Research: pipelines via PipelineAI, Pachyderm, StreamSets

Question

Research: pipelines via PipelineAI, Pachyderm, StreamSets

williewheeler opened this issue 6 years ago · 3 comments

Research PipelineAI, Pachyderm, StreamSets to determine whether either might be a good fit for our ML pipeline needs. Some key needs would include:

Shipping data to S3 (ideally would like to continue being able to use AWS Glue+Athena here)
Scheduling model build jobs
Support for HPO and automated model selection
Hosting training/prediction workloads (any language and ML framework)

Answer 1 · 2018-10-31T03:00:38.000Z

@djsutho @tkamenov-expedia Once you start this card, can you prioritize helping us understand what the data sync piece looks like? We need this to get model training in place.

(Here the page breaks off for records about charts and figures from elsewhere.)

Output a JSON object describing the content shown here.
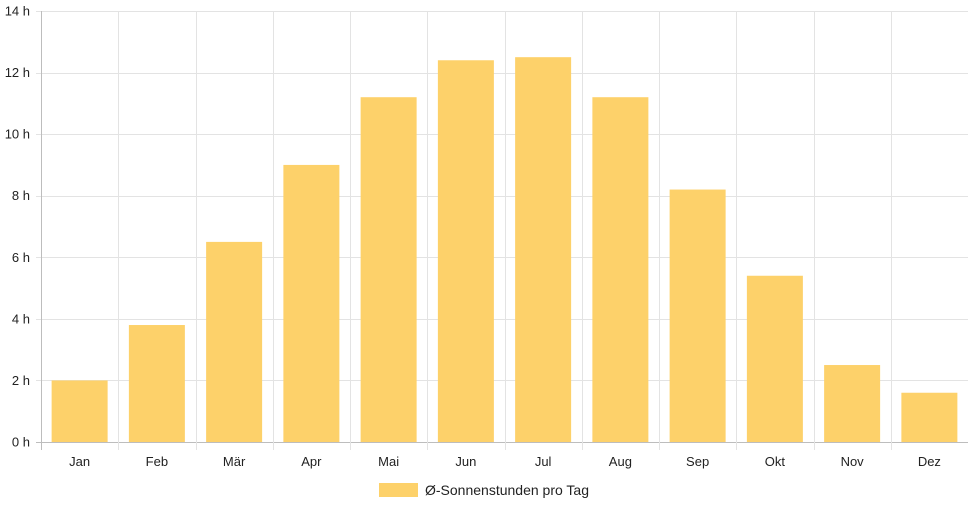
{
  "chart_data": {
    "type": "bar",
    "categories": [
      "Jan",
      "Feb",
      "Mär",
      "Apr",
      "Mai",
      "Jun",
      "Jul",
      "Aug",
      "Sep",
      "Okt",
      "Nov",
      "Dez"
    ],
    "series": [
      {
        "name": "Ø-Sonnenstunden pro Tag",
        "values": [
          2.0,
          3.8,
          6.5,
          9.0,
          11.2,
          12.4,
          12.5,
          11.2,
          8.2,
          5.4,
          2.5,
          1.6
        ]
      }
    ],
    "ylim": [
      0,
      14
    ],
    "yticks": [
      0,
      2,
      4,
      6,
      8,
      10,
      12,
      14
    ],
    "y_unit_suffix": " h",
    "grid": true,
    "legend_position": "bottom-center",
    "colors": {
      "bar": "#fdd16a",
      "grid": "#e3e3e3",
      "axis": "#bdbdbd"
    }
  }
}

Answer 2 · 2018-11-05T04:24:39.000Z

I have started researching PipelineAI. It supports following environments: Hosted Community Edition, Docker, Kubernetes and AWS SageMaker. So far I have tested and served sample predictions from Hosted Community Edition (online solution) and Docker (locally). It seems to be efficient for ML pipelines (train and predict) but we might want to use some specialised data pipeline with PipelineAI to prepare data.

Answer 3 · 2019-02-19T14:04:49.000Z

Closing, as we decided to treat ML pipeline as external to AA's scope. AA proper is just the runtime from aa-metrics to the anomalies topic. Internally we do have an attached pipeline but it's not part of AA itself.